Genetic drift is the change in allele frequency from one generation to the next that occurs because alleles in offspring are a random sample of those in the parents, as well as from the role that chance plays in determining whether a given individual will survive and reproduce. In mathematical terms, alleles are subject to sampling error. As a result, when selective forces are absent or relatively weak, allele frequencies tend to "drift" upward or downward randomly (in a random walk). This drift halts when an allele eventually becomes fixed, either by disappearing from the population, or replacing the other alleles entirely. Genetic drift may therefore eliminate some alleles from a population due to chance alone. Even in the absence of selective forces, genetic drift can cause two separate populations that began with the same genetic structure to drift apart into two divergent populations with different sets of alleles.^[116]

The time for an allele to become fixed by genetic drift depends on population size, with fixation occurring more rapidly in smaller populations.^[117] The precise measure of population that is important is called the effective population size. The effective population is always smaller than the total population since it takes into account factors such as the level of inbreeding, the number of animals that are too old or young to breed, and the lower probability of animals that live far apart managing to mate with each other.^[118]
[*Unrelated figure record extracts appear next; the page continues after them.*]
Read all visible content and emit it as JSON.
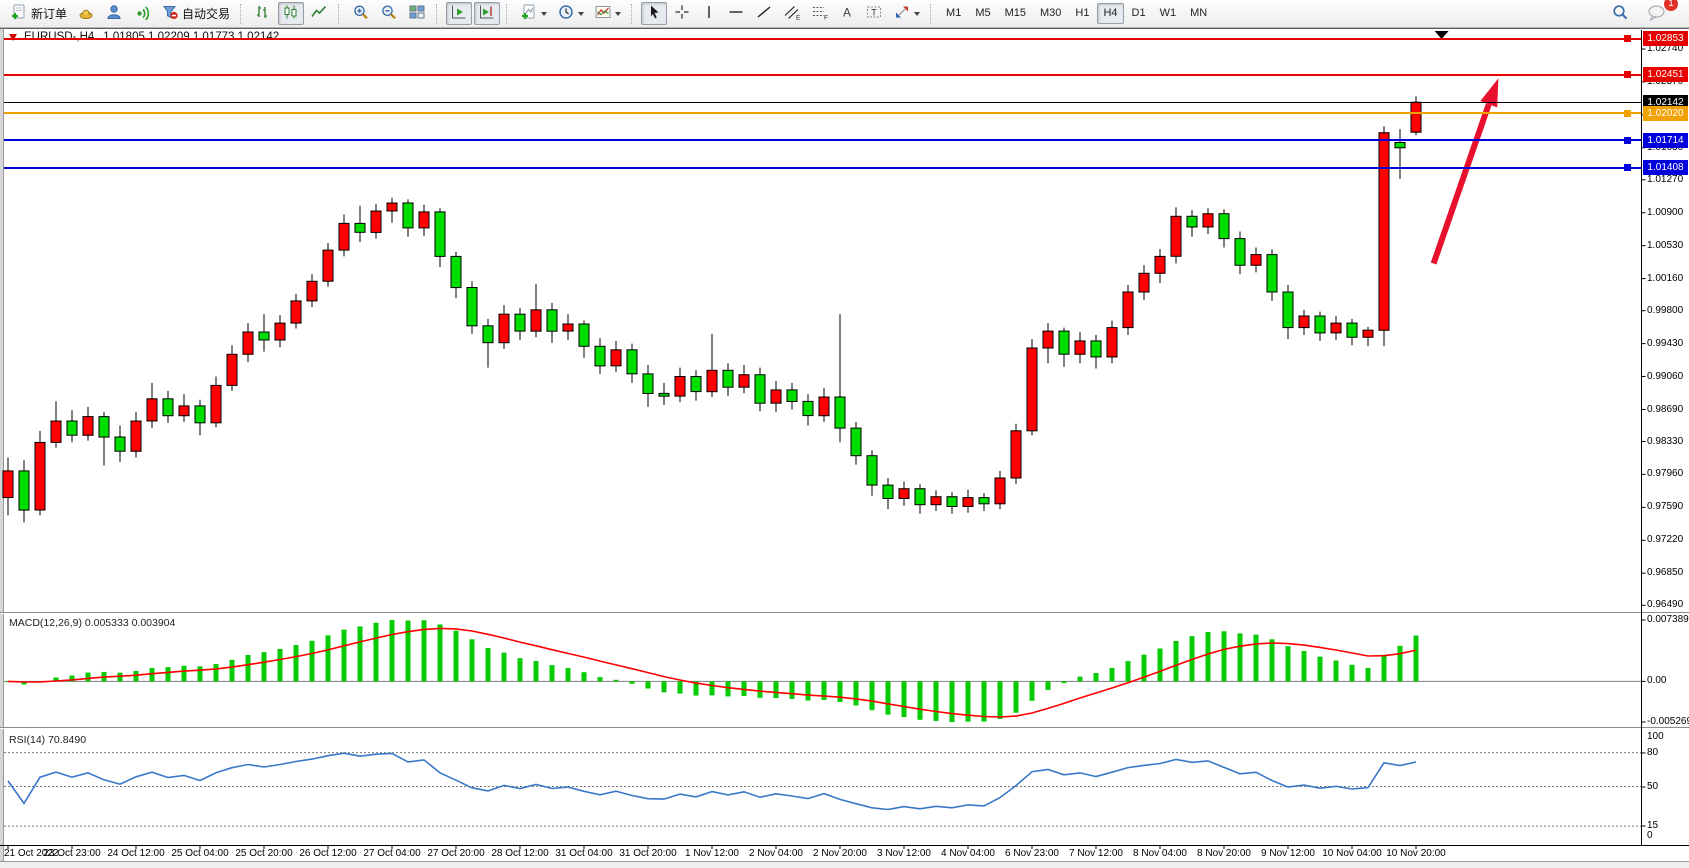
{
  "toolbar": {
    "new_order_label": "新订单",
    "auto_trading_label": "自动交易",
    "timeframes": [
      "M1",
      "M5",
      "M15",
      "M30",
      "H1",
      "H4",
      "D1",
      "W1",
      "MN"
    ],
    "active_timeframe": "H4",
    "notification_count": "1",
    "glyphs": {
      "channel_tool": "E",
      "fibonacci_tool": "F",
      "text_tool": "A",
      "label_tool": "T"
    }
  },
  "chart": {
    "symbol": "EURUSD-,H4",
    "ohlc_text": "1.01805 1.02209 1.01773 1.02142"
  },
  "indicators": {
    "macd": {
      "label": "MACD(12,26,9) 0.005333 0.003904",
      "axis_max": "0.007389",
      "axis_zero": "0.00",
      "axis_min": "-0.005269"
    },
    "rsi": {
      "label": "RSI(14) 70.8490",
      "axis_labels": [
        "100",
        "80",
        "50",
        "15",
        "0"
      ]
    }
  },
  "chart_data": {
    "type": "candlestick",
    "symbol": "EURUSD-",
    "timeframe": "H4",
    "last_candle_ohlc": {
      "open": 1.01805,
      "high": 1.02209,
      "low": 1.01773,
      "close": 1.02142
    },
    "bull_color": "#ff0000",
    "bear_color": "#00dd00",
    "price_axis_ticks": [
      "1.02740",
      "1.02370",
      "1.02000",
      "1.01630",
      "1.01270",
      "1.00900",
      "1.00530",
      "1.00160",
      "0.99800",
      "0.99430",
      "0.99060",
      "0.98690",
      "0.98330",
      "0.97960",
      "0.97590",
      "0.97220",
      "0.96850",
      "0.96490"
    ],
    "time_labels": [
      "21 Oct 2022",
      "23 Oct 23:00",
      "24 Oct 12:00",
      "25 Oct 04:00",
      "25 Oct 20:00",
      "26 Oct 12:00",
      "27 Oct 04:00",
      "27 Oct 20:00",
      "28 Oct 12:00",
      "31 Oct 04:00",
      "31 Oct 20:00",
      "1 Nov 12:00",
      "2 Nov 04:00",
      "2 Nov 20:00",
      "3 Nov 12:00",
      "4 Nov 04:00",
      "6 Nov 23:00",
      "7 Nov 12:00",
      "8 Nov 04:00",
      "8 Nov 20:00",
      "9 Nov 12:00",
      "10 Nov 04:00",
      "10 Nov 20:00"
    ],
    "horizontal_lines": [
      {
        "price": 1.02853,
        "label": "1.02853",
        "color": "#e60000",
        "width": 2,
        "anchor": true
      },
      {
        "price": 1.02451,
        "label": "1.02451",
        "color": "#e60000",
        "width": 2,
        "anchor": true
      },
      {
        "price": 1.02142,
        "label": "1.02142",
        "color": "#000000",
        "width": 1,
        "anchor": false
      },
      {
        "price": 1.0202,
        "label": "1.02020",
        "color": "#f2a200",
        "width": 2,
        "anchor": true
      },
      {
        "price": 1.01714,
        "label": "1.01714",
        "color": "#0000dd",
        "width": 2,
        "anchor": true
      },
      {
        "price": 1.01408,
        "label": "1.01408",
        "color": "#0000dd",
        "width": 2,
        "anchor": true
      }
    ],
    "trend_arrow": {
      "color": "#e8112d",
      "from": {
        "bar": 89.1,
        "price": 1.0033
      },
      "to": {
        "bar": 92.55,
        "price": 1.0212
      },
      "tip": {
        "bar": 93.15,
        "price": 1.0241
      }
    },
    "shift_marker_bar": 89.6,
    "macd": {
      "params": "12,26,9",
      "main": 0.005333,
      "signal": 0.003904,
      "histogram_color": "#00cc00",
      "signal_color": "#ff0000"
    },
    "rsi": {
      "period": 14,
      "value": 70.849,
      "levels": [
        80,
        50,
        15
      ],
      "color": "#3a78c8"
    },
    "candles": [
      [
        0.977,
        0.9815,
        0.975,
        0.98
      ],
      [
        0.98,
        0.9812,
        0.9742,
        0.9756
      ],
      [
        0.9756,
        0.9845,
        0.975,
        0.9832
      ],
      [
        0.9832,
        0.9878,
        0.9826,
        0.9856
      ],
      [
        0.9856,
        0.9868,
        0.9832,
        0.984
      ],
      [
        0.984,
        0.9872,
        0.9834,
        0.9861
      ],
      [
        0.9861,
        0.9866,
        0.9806,
        0.9838
      ],
      [
        0.9838,
        0.9851,
        0.981,
        0.9822
      ],
      [
        0.9822,
        0.9866,
        0.9815,
        0.9856
      ],
      [
        0.9856,
        0.9899,
        0.9848,
        0.9881
      ],
      [
        0.9881,
        0.989,
        0.9854,
        0.9862
      ],
      [
        0.9862,
        0.9886,
        0.9855,
        0.9873
      ],
      [
        0.9873,
        0.988,
        0.984,
        0.9854
      ],
      [
        0.9854,
        0.9906,
        0.9849,
        0.9896
      ],
      [
        0.9896,
        0.9941,
        0.989,
        0.9931
      ],
      [
        0.9931,
        0.9966,
        0.9922,
        0.9956
      ],
      [
        0.9956,
        0.9976,
        0.9934,
        0.9947
      ],
      [
        0.9947,
        0.9975,
        0.9939,
        0.9966
      ],
      [
        0.9966,
        0.9999,
        0.996,
        0.9991
      ],
      [
        0.9991,
        1.0021,
        0.9984,
        1.0013
      ],
      [
        1.0013,
        1.0056,
        1.0007,
        1.0048
      ],
      [
        1.0048,
        1.0088,
        1.0041,
        1.0078
      ],
      [
        1.0078,
        1.0098,
        1.0057,
        1.0068
      ],
      [
        1.0068,
        1.01,
        1.0061,
        1.0092
      ],
      [
        1.0092,
        1.0107,
        1.0079,
        1.0101
      ],
      [
        1.0101,
        1.0105,
        1.0063,
        1.0073
      ],
      [
        1.0073,
        1.0099,
        1.0064,
        1.0091
      ],
      [
        1.0091,
        1.0095,
        1.0029,
        1.0041
      ],
      [
        1.0041,
        1.0046,
        0.9994,
        1.0006
      ],
      [
        1.0006,
        1.0013,
        0.9954,
        0.9963
      ],
      [
        0.9963,
        0.9971,
        0.9916,
        0.9944
      ],
      [
        0.9944,
        0.9986,
        0.9937,
        0.9976
      ],
      [
        0.9976,
        0.9983,
        0.9947,
        0.9957
      ],
      [
        0.9957,
        1.001,
        0.995,
        0.9981
      ],
      [
        0.9981,
        0.9989,
        0.9944,
        0.9957
      ],
      [
        0.9957,
        0.9976,
        0.9947,
        0.9965
      ],
      [
        0.9965,
        0.9969,
        0.9927,
        0.994
      ],
      [
        0.994,
        0.9949,
        0.9909,
        0.9918
      ],
      [
        0.9918,
        0.9946,
        0.9911,
        0.9936
      ],
      [
        0.9936,
        0.9943,
        0.9899,
        0.9909
      ],
      [
        0.9909,
        0.9919,
        0.9872,
        0.9887
      ],
      [
        0.9887,
        0.9899,
        0.9874,
        0.9884
      ],
      [
        0.9884,
        0.9916,
        0.9877,
        0.9906
      ],
      [
        0.9906,
        0.9913,
        0.9879,
        0.9889
      ],
      [
        0.9889,
        0.9954,
        0.9883,
        0.9913
      ],
      [
        0.9913,
        0.9921,
        0.9884,
        0.9894
      ],
      [
        0.9894,
        0.9919,
        0.9887,
        0.9908
      ],
      [
        0.9908,
        0.9916,
        0.9867,
        0.9876
      ],
      [
        0.9876,
        0.9901,
        0.9866,
        0.9891
      ],
      [
        0.9891,
        0.9899,
        0.9869,
        0.9878
      ],
      [
        0.9878,
        0.9886,
        0.9851,
        0.9862
      ],
      [
        0.9862,
        0.9893,
        0.9855,
        0.9883
      ],
      [
        0.9883,
        0.9976,
        0.9832,
        0.9848
      ],
      [
        0.9848,
        0.9855,
        0.9807,
        0.9817
      ],
      [
        0.9817,
        0.9823,
        0.9772,
        0.9784
      ],
      [
        0.9784,
        0.9792,
        0.9757,
        0.9769
      ],
      [
        0.9769,
        0.9788,
        0.9761,
        0.978
      ],
      [
        0.978,
        0.9785,
        0.9752,
        0.9762
      ],
      [
        0.9762,
        0.9778,
        0.9755,
        0.9771
      ],
      [
        0.9771,
        0.9776,
        0.9752,
        0.976
      ],
      [
        0.976,
        0.9779,
        0.9753,
        0.977
      ],
      [
        0.977,
        0.9775,
        0.9755,
        0.9763
      ],
      [
        0.9763,
        0.98,
        0.9757,
        0.9792
      ],
      [
        0.9792,
        0.9853,
        0.9785,
        0.9845
      ],
      [
        0.9845,
        0.9948,
        0.984,
        0.9938
      ],
      [
        0.9938,
        0.9966,
        0.9921,
        0.9957
      ],
      [
        0.9957,
        0.9961,
        0.9917,
        0.9931
      ],
      [
        0.9931,
        0.9956,
        0.9921,
        0.9946
      ],
      [
        0.9946,
        0.9953,
        0.9915,
        0.9928
      ],
      [
        0.9928,
        0.9969,
        0.9921,
        0.9961
      ],
      [
        0.9961,
        1.0009,
        0.9953,
        1.0001
      ],
      [
        1.0001,
        1.0031,
        0.9992,
        1.0022
      ],
      [
        1.0022,
        1.0049,
        1.0011,
        1.0041
      ],
      [
        1.0041,
        1.0096,
        1.0033,
        1.0086
      ],
      [
        1.0086,
        1.0093,
        1.0063,
        1.0074
      ],
      [
        1.0074,
        1.0095,
        1.0066,
        1.0089
      ],
      [
        1.0089,
        1.0094,
        1.0051,
        1.0061
      ],
      [
        1.0061,
        1.0069,
        1.0021,
        1.0031
      ],
      [
        1.0031,
        1.0051,
        1.0023,
        1.0043
      ],
      [
        1.0043,
        1.0049,
        0.9991,
        1.0001
      ],
      [
        1.0001,
        1.0009,
        0.9948,
        0.9961
      ],
      [
        0.9961,
        0.9981,
        0.9953,
        0.9974
      ],
      [
        0.9974,
        0.9979,
        0.9946,
        0.9955
      ],
      [
        0.9955,
        0.9974,
        0.9947,
        0.9966
      ],
      [
        0.9966,
        0.9971,
        0.9941,
        0.995
      ],
      [
        0.995,
        0.9962,
        0.994,
        0.9958
      ],
      [
        0.9958,
        1.0187,
        0.994,
        1.018
      ],
      [
        1.0169,
        1.0184,
        1.0128,
        1.0163
      ],
      [
        1.01805,
        1.02209,
        1.01773,
        1.02142
      ]
    ]
  }
}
An example when genetic drift is probably of central importance in determining a trait is the loss of pigments from animals that live in caves, a change that produces no obvious advantage or disadvantage in complete darkness.^[119] However, it is usually difficult to measure the relative importance of selection and drift,^[120] so the comparative importance of these two forces in driving evolutionary change is an area of current research.^[121] These investigations were prompted by the neutral theory of molecular evolution, which proposed that most evolutionary changes are the result of the fixation of neutral mutations that do not have any immediate effects on the fitness of an organism.^[122] Hence, in this model, most genetic changes in a population are the result of constant mutation pressure and genetic drift.^[123] This form of the neutral theory is now largely abandoned, since it does not seem to fit the genetic variation seen in nature.^[124][125] However, a more recent and better-supported version of this model is the nearly neutral theory, where most mutations only have small effects on fitness.